Figura 1- La spécialisation de la sensibilité à l’état matière première en sensibilité picturale stabilisée, Le Vide,
Yves Klein Exposição de Vide, (Maio 1958) Galerie Iris Clert, 3, rua de Beaux-Arts, Paris, France 530 x 310
x 280 cm
Fonte: http://www.yvesklein.com/
Considerações
Ainda assim, em si mesmos, o vazio e o silêncio não podem ser a própria criação
artística. Podemos concluir, por exemplo, que a arte do século XX, a expressão do vazio se
tornou de maneira curiosa cada vez mais realista, insolitamente procurada no seu “concreto e
material”, isto é, obras apresentadas ao público como um vazio completo, ou como uma
materialidade do vazio. Vários artistas contemporâneos procuraram isso, (CAUQUELIN,
2006) "[...] perseguir o invisível, visar ao inefável, desejar o nada, pretender-se transparente,
apagar os próprios rastros, não ser nada". Esse vai se tornar um dos principais objetivos dos
artistas.
“O que eu gostaria de fazer é um livro sobre nada. Foi o que
escreveu Flaubert a uma sua amiga em 1852. Li nas Cartas exemplares
organizadas por Duda Machado. Ali se vê que o nada de Flaubert não seria o
nada existencial, o nada metafísico. Ele queria o livro que não tem quase
tema e se sustente só pelo estilo. Mas o nada de meu livro é nada mesmo. É
coisa nenhuma por escrito: um alarme para o silêncio, um abridor de
amanhecer, pessoa apropriada para pedras, o parafuso de veludo, etc. etc. O
que eu queria era fazer brinquedos com as palavras. Fazer coisas mais úteis.
O nada mesmo.

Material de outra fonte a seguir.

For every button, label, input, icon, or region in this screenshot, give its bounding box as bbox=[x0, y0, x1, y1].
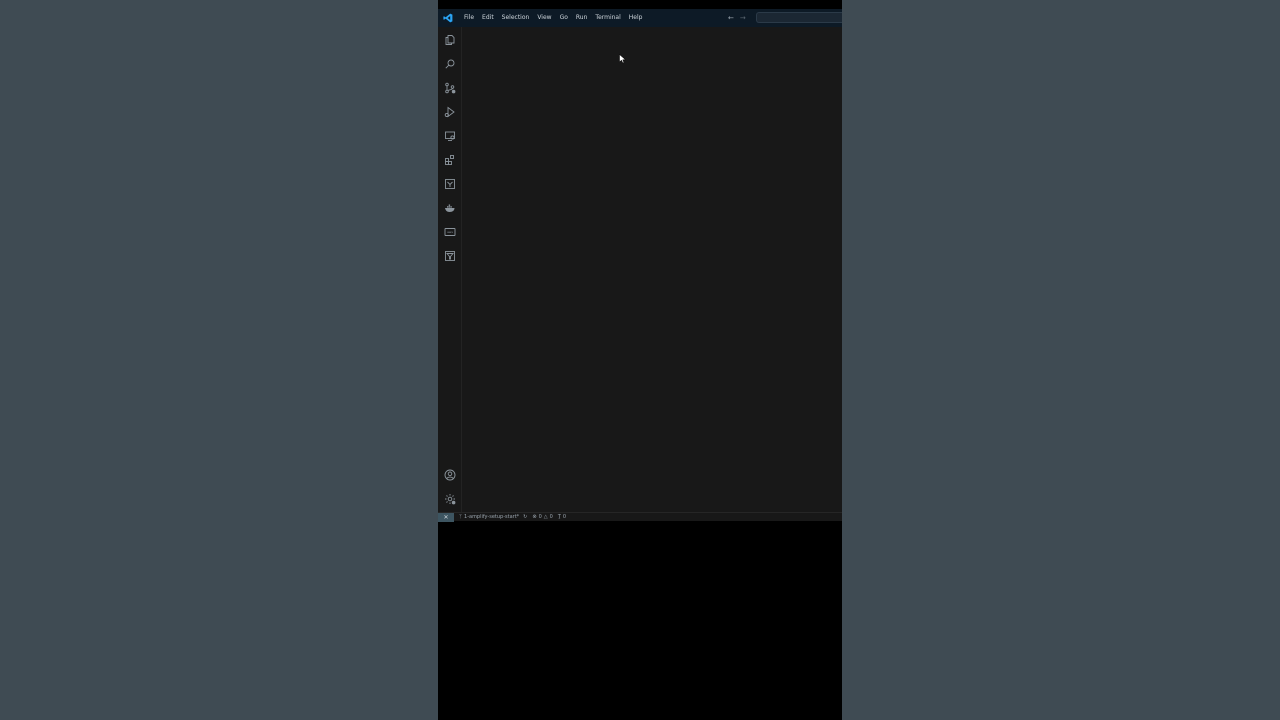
manage-gear-icon[interactable] bbox=[442, 491, 458, 507]
menu-go[interactable]: Go bbox=[556, 9, 572, 27]
menu-bar: File Edit Selection View Go Run Terminal… bbox=[460, 9, 646, 27]
mouse-cursor-icon bbox=[619, 54, 627, 64]
run-debug-icon[interactable] bbox=[442, 104, 458, 120]
remote-explorer-icon[interactable] bbox=[442, 128, 458, 144]
menu-run[interactable]: Run bbox=[572, 9, 592, 27]
command-center-search[interactable] bbox=[756, 12, 842, 23]
menu-view[interactable]: View bbox=[533, 9, 555, 27]
branch-name: 1-amplify-setup-start* bbox=[464, 514, 520, 520]
navigation-controls: ← → bbox=[728, 9, 746, 27]
video-frame: File Edit Selection View Go Run Terminal… bbox=[438, 0, 842, 720]
explorer-icon[interactable] bbox=[442, 32, 458, 48]
source-control-icon[interactable] bbox=[442, 80, 458, 96]
menu-edit[interactable]: Edit bbox=[478, 9, 498, 27]
title-bar: File Edit Selection View Go Run Terminal… bbox=[438, 9, 842, 27]
editor-area[interactable] bbox=[462, 27, 842, 512]
ports-status[interactable]: Ṯ 0 bbox=[558, 514, 566, 520]
accounts-icon[interactable] bbox=[442, 467, 458, 483]
warning-count: 0 bbox=[549, 514, 553, 520]
ports-count: 0 bbox=[562, 514, 567, 520]
problems-status[interactable]: ⊗ 0 △ 0 bbox=[532, 514, 552, 520]
vscode-logo-icon[interactable] bbox=[439, 9, 457, 27]
menu-file[interactable]: File bbox=[460, 9, 478, 27]
remote-indicator-icon[interactable]: ✕ bbox=[438, 512, 454, 522]
filter-icon[interactable] bbox=[442, 248, 458, 264]
error-icon: ⊗ bbox=[532, 514, 537, 520]
aws-icon[interactable]: aws bbox=[442, 224, 458, 240]
arrow-right-icon[interactable]: → bbox=[740, 9, 746, 27]
ports-icon: Ṯ bbox=[557, 514, 561, 520]
menu-selection[interactable]: Selection bbox=[498, 9, 534, 27]
testing-icon[interactable] bbox=[442, 176, 458, 192]
sync-icon: ↻ bbox=[523, 514, 528, 520]
menu-help[interactable]: Help bbox=[625, 9, 647, 27]
svg-text:aws: aws bbox=[447, 230, 453, 234]
extensions-icon[interactable] bbox=[442, 152, 458, 168]
activity-bar: aws bbox=[438, 27, 462, 512]
error-count: 0 bbox=[538, 514, 542, 520]
menu-terminal[interactable]: Terminal bbox=[591, 9, 624, 27]
arrow-left-icon[interactable]: ← bbox=[728, 9, 734, 27]
branch-status[interactable]: ᛉ 1-amplify-setup-start* ↻ bbox=[459, 514, 527, 520]
warning-icon: △ bbox=[543, 514, 548, 520]
git-branch-icon: ᛉ bbox=[459, 514, 463, 520]
docker-icon[interactable] bbox=[442, 200, 458, 216]
vscode-window: File Edit Selection View Go Run Terminal… bbox=[438, 9, 842, 522]
search-icon[interactable] bbox=[442, 56, 458, 72]
status-bar: ✕ ᛉ 1-amplify-setup-start* ↻ ⊗ 0 △ 0 Ṯ 0 bbox=[438, 512, 842, 522]
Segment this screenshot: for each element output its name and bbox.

Tudo que use o abandono por dentro e por fora.”
(BARROS, 1996, p.9).
REFERÊNCIAS:
ADES, Dawn. Dadá e surrealismo. In: STANGOS, Nikos (org). Conceitos da arte moderna.
Rio de Janeiro: Jorge Zahar Ed., 2000 (trad. Álvaro Cabral).
BARROS, Manoel de. Livro sobre nada. Rio de Janeiro: Editora Record, 1996. 3 ed.
LOUISE, Victoria. A escultura invisível. ARTSoul. 11 Jun 2021. POR ARTSOUL EM JUNHO
11, 2021 POR ARTSOUL EM JUNHO 11, 2021
SONTAG, Susan. A estética do silêncio. In.: SONTAG, Susan. A vontade radical. São Paulo:
Companhia das Letras, 1987 (tradução. João Roberto Martins Filho).